Na calada da noite, um táxi pára na frente de um alto prédio de esquina. A moça conta as moedas e desce, sem chaves, cheirando a festa, equilibrando sua desequilibrada beleza em cima de uma sandália.

Interrompendo meu conturbado sono de cada dia nos dai hoje, a campainha toca, altas horas da madrugada, meu imponente e pontual emprego me esperando a espreita algumas horas adiante. Pelo vidro da porta, vejo uma silhueta escorada na parede. A maçaneta da minha casa exige alguma força para girar, a imagem então me atingiu como um todo - o emaranhado de cabelos vermelho escuro, os olhos pintados, um curto vestido preto, sem descer do salto 12, um tanto cambaleante e com olhos sonolentos, todo aquele brilho e luxúria, um tanto decadence queen de final de noite, mas ainda brilhando aquele desejo quase impuro com que eu sonhava... Uma sombra azulada em cima dos marcados e marcantes olhos marrons iluminava um olhar de carência, de saudade. Veio até mim aquele olhar para que juntos os curássemos.

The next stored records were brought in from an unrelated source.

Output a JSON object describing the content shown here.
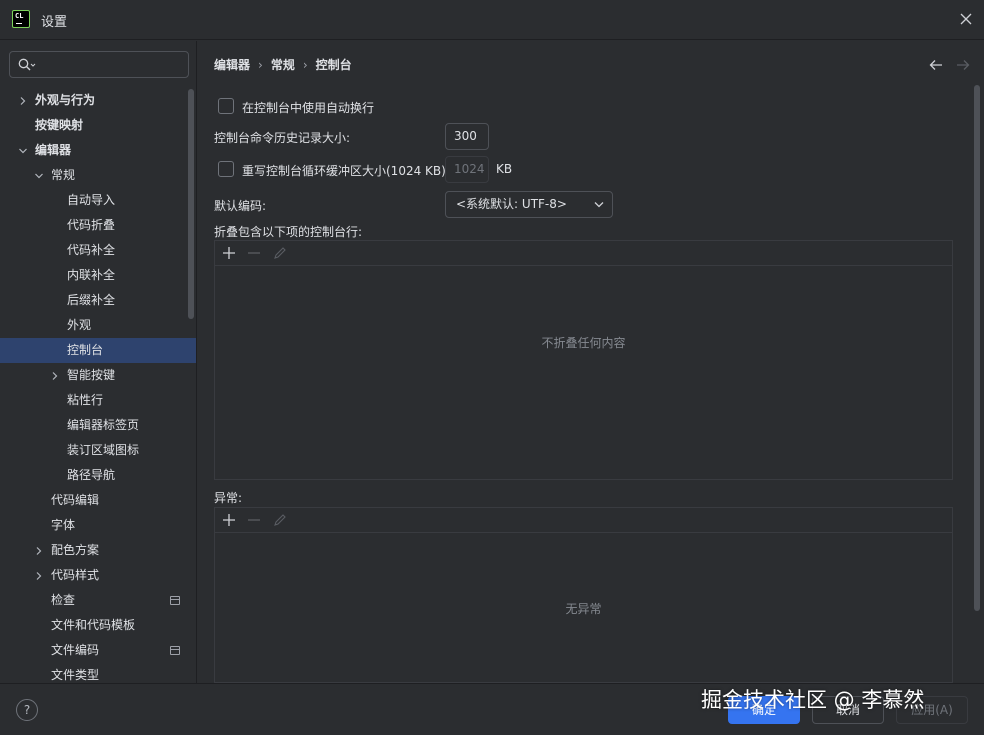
{
  "window": {
    "title": "设置",
    "app_icon_text": "CL"
  },
  "sidebar": {
    "search_placeholder": "",
    "items": [
      {
        "label": "外观与行为",
        "level": 0,
        "bold": true,
        "chevron": "right"
      },
      {
        "label": "按键映射",
        "level": 0,
        "bold": true,
        "chevron": "none"
      },
      {
        "label": "编辑器",
        "level": 0,
        "bold": true,
        "chevron": "down"
      },
      {
        "label": "常规",
        "level": 1,
        "bold": false,
        "chevron": "down"
      },
      {
        "label": "自动导入",
        "level": 2,
        "bold": false,
        "chevron": "none"
      },
      {
        "label": "代码折叠",
        "level": 2,
        "bold": false,
        "chevron": "none"
      },
      {
        "label": "代码补全",
        "level": 2,
        "bold": false,
        "chevron": "none"
      },
      {
        "label": "内联补全",
        "level": 2,
        "bold": false,
        "chevron": "none"
      },
      {
        "label": "后缀补全",
        "level": 2,
        "bold": false,
        "chevron": "none"
      },
      {
        "label": "外观",
        "level": 2,
        "bold": false,
        "chevron": "none"
      },
      {
        "label": "控制台",
        "level": 2,
        "bold": false,
        "chevron": "none",
        "selected": true
      },
      {
        "label": "智能按键",
        "level": 2,
        "bold": false,
        "chevron": "right"
      },
      {
        "label": "粘性行",
        "level": 2,
        "bold": false,
        "chevron": "none"
      },
      {
        "label": "编辑器标签页",
        "level": 2,
        "bold": false,
        "chevron": "none"
      },
      {
        "label": "装订区域图标",
        "level": 2,
        "bold": false,
        "chevron": "none"
      },
      {
        "label": "路径导航",
        "level": 2,
        "bold": false,
        "chevron": "none"
      },
      {
        "label": "代码编辑",
        "level": 1,
        "bold": false,
        "chevron": "none"
      },
      {
        "label": "字体",
        "level": 1,
        "bold": false,
        "chevron": "none"
      },
      {
        "label": "配色方案",
        "level": 1,
        "bold": false,
        "chevron": "right"
      },
      {
        "label": "代码样式",
        "level": 1,
        "bold": false,
        "chevron": "right"
      },
      {
        "label": "检查",
        "level": 1,
        "bold": false,
        "chevron": "none",
        "badge": true
      },
      {
        "label": "文件和代码模板",
        "level": 1,
        "bold": false,
        "chevron": "none"
      },
      {
        "label": "文件编码",
        "level": 1,
        "bold": false,
        "chevron": "none",
        "badge": true
      },
      {
        "label": "文件类型",
        "level": 1,
        "bold": false,
        "chevron": "none"
      }
    ]
  },
  "content": {
    "breadcrumb": [
      "编辑器",
      "常规",
      "控制台"
    ],
    "soft_wrap_label": "在控制台中使用自动换行",
    "history_label": "控制台命令历史记录大小:",
    "history_value": "300",
    "override_label": "重写控制台循环缓冲区大小(1024 KB)",
    "override_value": "1024",
    "override_unit": "KB",
    "encoding_label": "默认编码:",
    "encoding_value": "<系统默认: UTF-8>",
    "fold_label": "折叠包含以下项的控制台行:",
    "fold_empty": "不折叠任何内容",
    "exceptions_label": "异常:",
    "exceptions_empty": "无异常"
  },
  "footer": {
    "help": "?",
    "ok": "确定",
    "cancel": "取消",
    "apply": "应用(A)"
  },
  "watermark": "掘金技术社区 @ 李慕然",
  "colors": {
    "background": "#2b2d30",
    "selection": "#2e436e",
    "primary_button": "#3574f0",
    "text": "#dfe1e5"
  }
}
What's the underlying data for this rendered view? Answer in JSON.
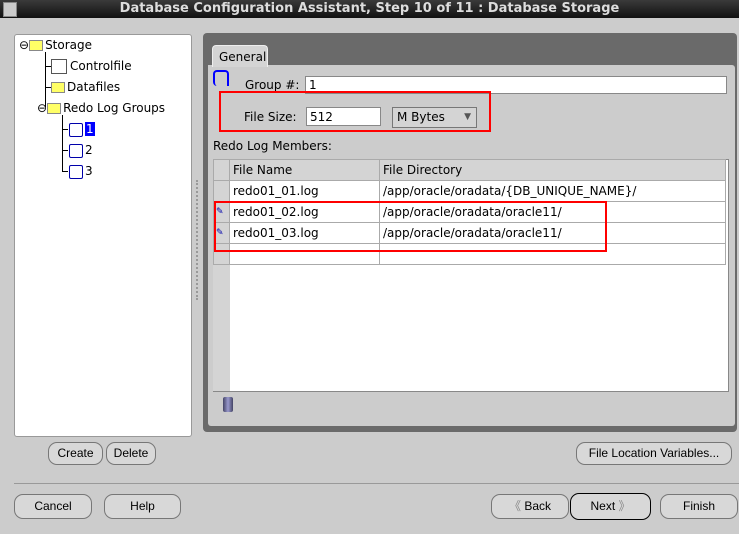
{
  "window": {
    "title": "Database Configuration Assistant, Step 10 of 11 : Database Storage"
  },
  "tree": {
    "root": "Storage",
    "items": [
      "Controlfile",
      "Datafiles",
      "Redo Log Groups"
    ],
    "groups": [
      "1",
      "2",
      "3"
    ],
    "selected": "1"
  },
  "tab": {
    "label": "General"
  },
  "form": {
    "group_label": "Group #:",
    "group_value": "1",
    "size_label": "File Size:",
    "size_value": "512",
    "unit": "M Bytes"
  },
  "members": {
    "label": "Redo Log Members:",
    "columns": [
      "File Name",
      "File Directory"
    ],
    "rows": [
      [
        "redo01_01.log",
        "/app/oracle/oradata/{DB_UNIQUE_NAME}/"
      ],
      [
        "redo01_02.log",
        "/app/oracle/oradata/oracle11/"
      ],
      [
        "redo01_03.log",
        "/app/oracle/oradata/oracle11/"
      ]
    ]
  },
  "buttons": {
    "create": "Create",
    "delete": "Delete",
    "file_location": "File Location Variables...",
    "cancel": "Cancel",
    "help": "Help",
    "back": "Back",
    "next": "Next",
    "finish": "Finish"
  },
  "colors": {
    "highlight": "#ff0000",
    "selection": "#0000ff"
  }
}
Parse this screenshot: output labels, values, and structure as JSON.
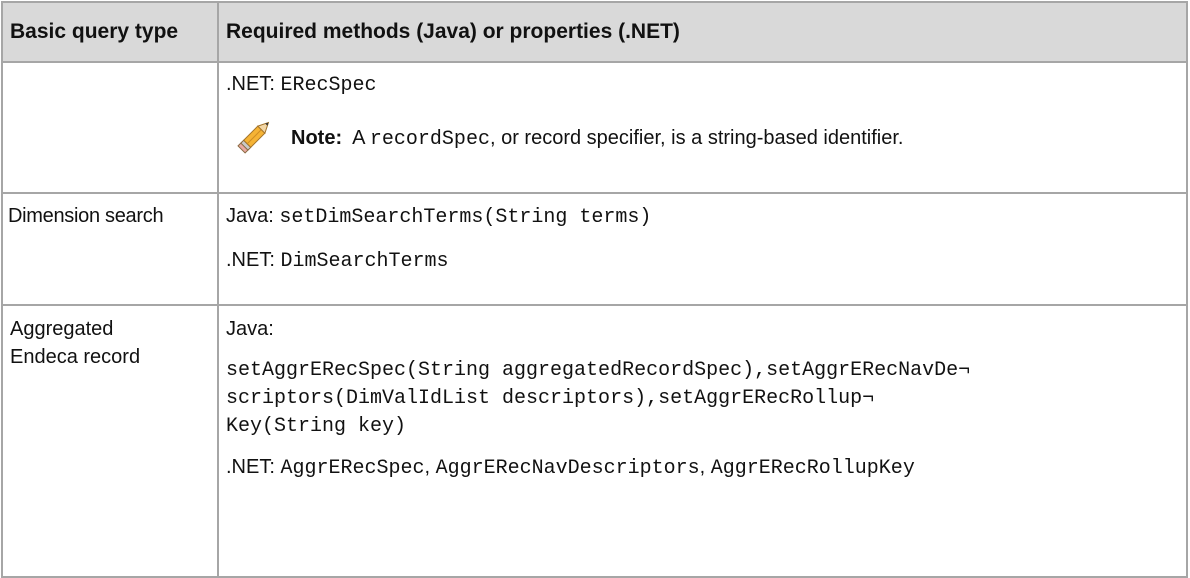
{
  "table": {
    "headers": [
      "Basic query type",
      "Required methods (Java) or properties (.NET)"
    ],
    "row1": {
      "net_label": ".NET: ",
      "net_code": "ERecSpec",
      "note": {
        "label": "Note:",
        "text_before": "A ",
        "code": "recordSpec",
        "text_after": ", or record specifier, is a string-based identifier."
      }
    },
    "row2": {
      "type": "Dimension search",
      "java_label": "Java: ",
      "java_code": "setDimSearchTerms(String terms)",
      "net_label": ".NET: ",
      "net_code": "DimSearchTerms"
    },
    "row3": {
      "type_line1": "Aggregated",
      "type_line2": "Endeca record",
      "java_label": "Java:",
      "code_line1": "setAggrERecSpec(String aggregatedRecordSpec),setAggrERecNavDe¬",
      "code_line2": "scriptors(DimValIdList descriptors),setAggrERecRollup¬",
      "code_line3": "Key(String key)",
      "net_label": ".NET: ",
      "net_code_1": "AggrERecSpec",
      "sep": ", ",
      "net_code_2": "AggrERecNavDescriptors",
      "net_code_3": "AggrERecRollupKey"
    }
  }
}
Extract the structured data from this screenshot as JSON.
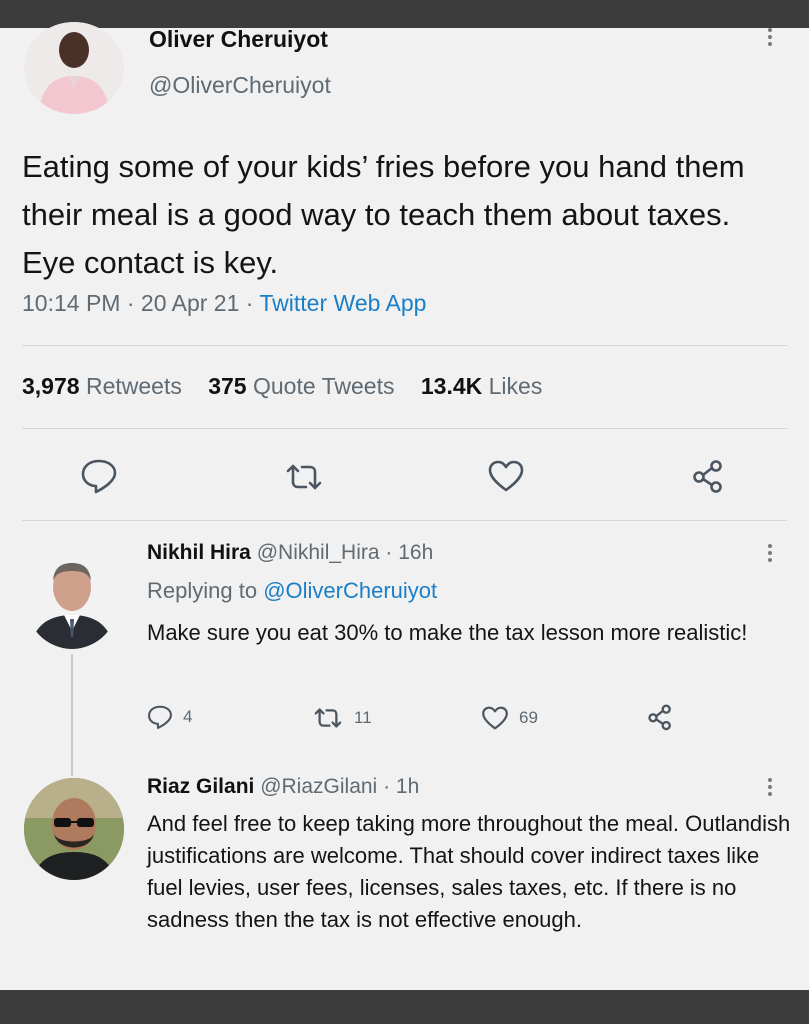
{
  "main_tweet": {
    "author_name": "Oliver Cheruiyot",
    "author_handle": "@OliverCheruiyot",
    "text": "Eating some of your kids’ fries before you hand them their meal is a good way to teach them about taxes. Eye contact is key.",
    "time": "10:14 PM",
    "date": "20 Apr 21",
    "source": "Twitter Web App",
    "stats": {
      "retweets_count": "3,978",
      "retweets_label": "Retweets",
      "quotes_count": "375",
      "quotes_label": "Quote Tweets",
      "likes_count": "13.4K",
      "likes_label": "Likes"
    },
    "actions": [
      "reply-icon",
      "retweet-icon",
      "like-icon",
      "share-icon"
    ]
  },
  "replies": [
    {
      "author_name": "Nikhil Hira",
      "author_handle": "@Nikhil_Hira",
      "age": "16h",
      "replying_prefix": "Replying to",
      "replying_to": "@OliverCheruiyot",
      "text": "Make sure you eat 30% to make the tax lesson more realistic!",
      "reply_count": "4",
      "retweet_count": "11",
      "like_count": "69"
    },
    {
      "author_name": "Riaz Gilani",
      "author_handle": "@RiazGilani",
      "age": "1h",
      "text": "And feel free to keep taking more throughout the meal. Outlandish justifications are welcome. That should cover indirect taxes like fuel levies, user fees, licenses, sales taxes, etc. If there is no sadness then the tax is not effective enough."
    }
  ],
  "separator": " · ",
  "colors": {
    "link": "#1b7fc7",
    "muted": "#5f6a73",
    "frame": "#3c3c3c",
    "background": "#f1f1f1"
  }
}
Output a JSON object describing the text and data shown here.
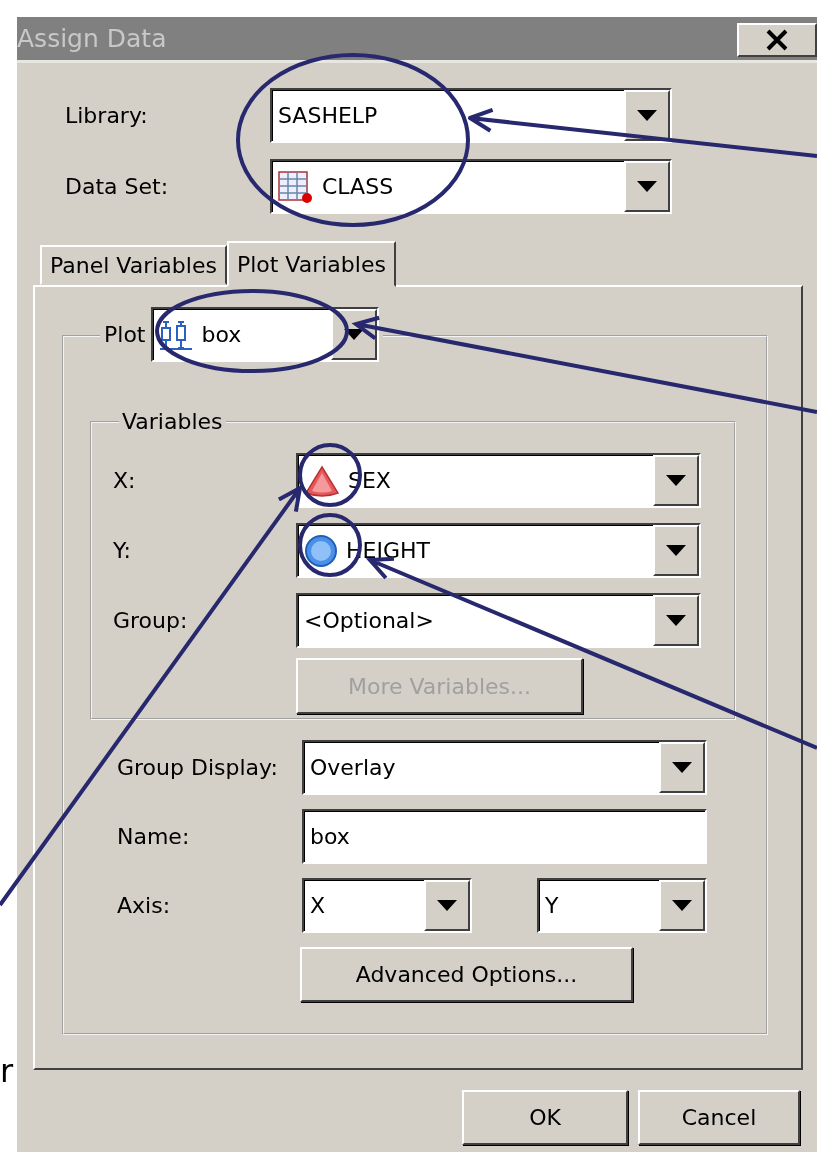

Deitou-se em minha cama, com um sutiã preto e uma calcinha colorida. Deixou-me sentir sua maciez, afundar minhas mágoas em seu colo, abraçá-la com ternura. Deixou que rolassem as lágrimas que contia e desabafamos angústias irremediáveis, inflexíveis.

Ah, minha menina, quantas coisas cabem em você, não é mesmo? Suas roupas coloridas escondem uma mulher aí dentro, uma mulher de salto 12 e cabelos vermelhos. Eu ainda vou levar um bom tempo pra conhecer todas as suas versões, mas eu quero todas. Eu quero todos os seus lados frouxos e soltos para existirem e se libertarem ao meu lado.

Assim como ontem, todas as vez quando fechamos as portas, meu bem, a sua presença perfuma o ar. Damos para as paredes a liberdade de manter do lado de fora todos os males que o mundo oferece. Dentro, só há o amor - vazando pelas frestas.

4 comentários:

Diougnes disse...

Belíssimo texto. Teor apaixonante.

v disse...

a última frase é lindíssima. aliás, o texto todo é.

Anônimo disse...

Que brega essa mulher que usa sutiã diferente da calcinha. :]

Lotusa disse...

Muito bela a maneira de escrever! Acho que qualquer mulher amaria alguém que realmente amasse a todas suas versões e não somente as mais dignas de serem amadas.